Sam Donnellon | It's a must-lose homestand
When your team is near the bottom in the NBA, tomorrow is the best you can hope for today.
You've heard of do-or-die? Well, for the Sixers the next 3 weeks are more like do-and-die. Friday is Groundhog Day, which rather appropriately begins a seven-game homestand that has every Greg Oden-lusting-fan on edge.
There's no way around it. The Sixers are playing better basketball now than at any point since that 3-0 start this season. They have won four of their last six to slice their pingpong percentages by more than half, and it might have been even worse had they not blown that 17-point lead to the LeBron-less Cavs the other night.
They are now just eight games behind leader Toronto in the pitiful Atlantic Division. And that leads to this unnerving thought: Which is more likely to happen in the coming weeks - the Sixers challenge for the Atlantic lead and, egads, a playoff spot, or the Sixers outlose the likes of Memphis, Boston, Charlotte to secure the best chance at that No. 1 draft pick?
Not since fans were compelled to throw snowballs at Santa has success felt more like failure. Back then, tomorrow was a USC tailback named O.J. Simpson. This time, it's Oden, the 7-foot Ohio State freshman who is expected to be the top pick in this year's draft, and who might, like Shaq did, turn a bad team into a contender in a short amount of time.
So it made for a particularly queasy Saturday night, the Sixers beating the Atlanta Hawks on the road, Oden following with 19 points in a 66-64 victory over Michigan State. Still wearing a brace on the surgically repaired right wrist that kept him off the court until early December, Oden hit 11 of 14 free throws using his left, non-shooting hand.
"Even I forget his right hand hasn't been mobilized for 8 months," Ohio State coach Thad Matta said after Saturday's game.
After a uneven start to his delayed season, Oden's last few games have validated the fuss about him. On Jan. 13 he had 24 points and 15 rebounds against Tennessee. The next Saturday he scored 29 points against Iowa, and in the two games before Michigan State, he connected on 18 of 20 field-goal tries, pulled down 27 boards and scored 46 points.
He is averaging 15.6 points and 9.8 rebounds. His shot-blocking continues to improve. Oden, the Miami Heat's Alonzo Mourning told Sports Illustrated recently, "will be a great one. Just watching a couple games that he's played, I've seen him block dunks, and that's what I like to see. You have to have that mentality."

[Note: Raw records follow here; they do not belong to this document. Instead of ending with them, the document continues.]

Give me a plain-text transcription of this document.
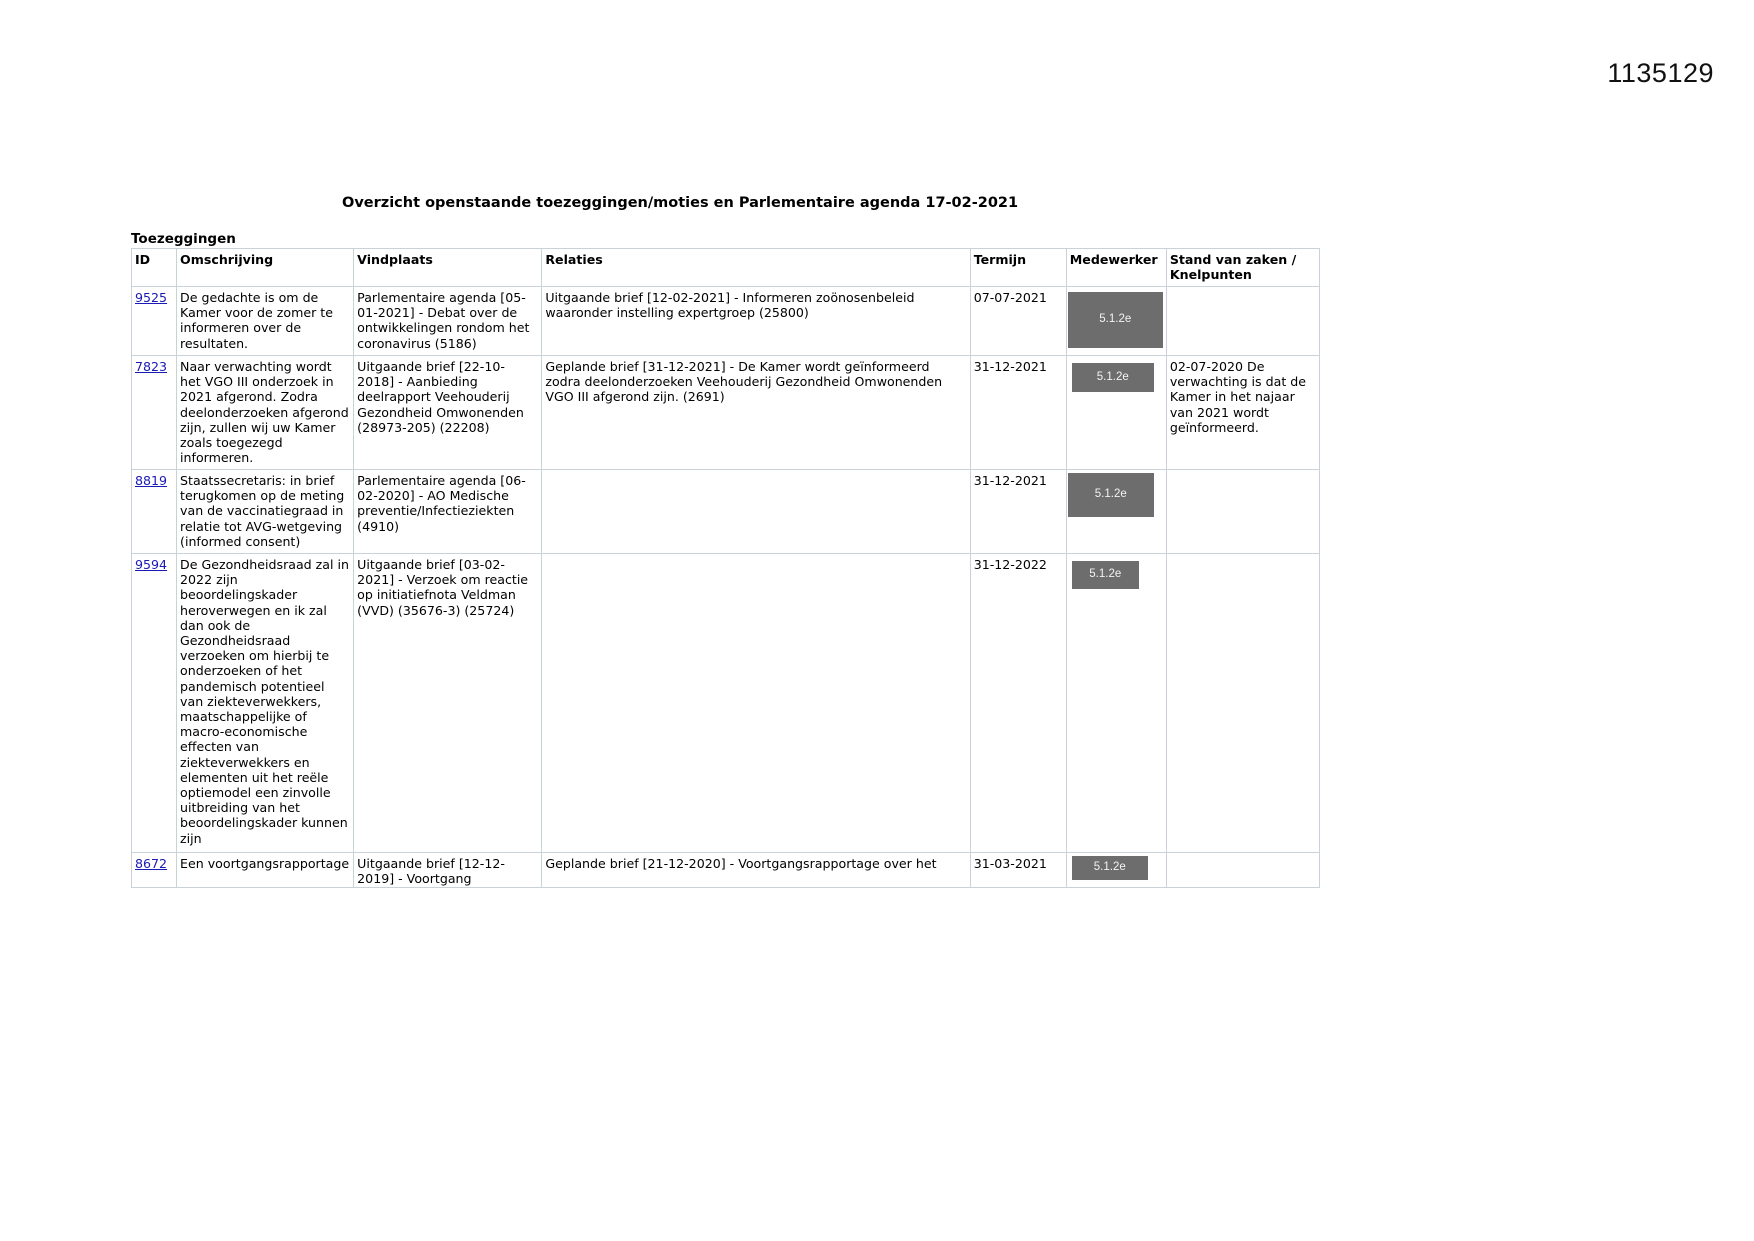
1135129
Overzicht openstaande toezeggingen/moties en Parlementaire agenda 17-02-2021
Toezeggingen
ID	Omschrijving	Vindplaats	Relaties	Termijn	Medewerker	Stand van zaken / Knelpunten
9525	De gedachte is om de Kamer voor de zomer te informeren over de resultaten.	Parlementaire agenda [05-01-2021] - Debat over de ontwikkelingen rondom het coronavirus (5186)	Uitgaande brief [12-02-2021] - Informeren zoönosenbeleid waaronder instelling expertgroep (25800)	07-07-2021	5.1.2e	

7823	Naar verwachting wordt het VGO III onderzoek in 2021 afgerond. Zodra deelonderzoeken afgerond zijn, zullen wij uw Kamer zoals toegezegd informeren.	Uitgaande brief [22-10-2018] - Aanbieding deelrapport Veehouderij Gezondheid Omwonenden (28973-205) (22208)	Geplande brief [31-12-2021] - De Kamer wordt geïnformeerd zodra deelonderzoeken Veehouderij Gezondheid Omwonenden VGO III afgerond zijn. (2691)	31-12-2021	5.1.2e	02-07-2020 De verwachting is dat de Kamer in het najaar van 2021 wordt geïnformeerd.
8819	Staatssecretaris: in brief terugkomen op de meting van de vaccinatiegraad in relatie tot AVG-wetgeving (informed consent)	Parlementaire agenda [06-02-2020] - AO Medische preventie/Infectieziekten (4910)		31-12-2021	5.1.2e	

9594	De Gezondheidsraad zal in 2022 zijn beoordelingskader heroverwegen en ik zal dan ook de Gezondheidsraad verzoeken om hierbij te onderzoeken of het pandemisch potentieel van ziekteverwekkers, maatschappelijke of macro-economische effecten van ziekteverwekkers en elementen uit het reële optiemodel een zinvolle uitbreiding van het beoordelingskader kunnen zijn	Uitgaande brief [03-02-2021] - Verzoek om reactie op initiatiefnota Veldman (VVD) (35676-3) (25724)		31-12-2022	5.1.2e	

8672	Een voortgangsrapportage	Uitgaande brief [12-12-2019] - Voortgang	Geplande brief [21-12-2020] - Voortgangsrapportage over het	31-03-2021	5.1.2e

Said Matta: "Every day Greg gets a little bit better. I still don't think we've seen the best of Greg. Not that he's going to score more points or grab more rebounds. But he's getting more comfortable and confident, which is exciting for me."
Is it exciting to you? Or nerve-racking? Do you play the fox-and-grapes game that some shortsighted fans have, rationalizing their rooting by belittling the importance of acquiring Oden over the likes of Florida's Joakim Noah or Texas' Kevin Durant?
Or are you dying with every win, with every baby step Samuel Dalembert makes, with every big-point game Andre Iguodala records, with every three-pointer Kyle Korver so effortlessly drains? Imagine Oden and Dalembert together next year, with Iguodala and Korver? And yet each time one of the current Sixers does something of promise, the chance of that becomes less.
Every valiant comeback, every gritty performance, every example of someone playing beyond themselves, is like taking an icy snowball off your dome from point-blank range.
So no more heroics for a while, OK, boys? Feel free to lose those winnable games like Friday's game against Cleveland. No more fourth-quarter heroics, unless they end in a just-miss jumper. The division is just too bad to risk even a little bit of promise, especially with all those home games on the horizon.
The Sixers are 7-11 at home, by the way.
In any other place, at any other time, those might be looked upon as lucky numbers.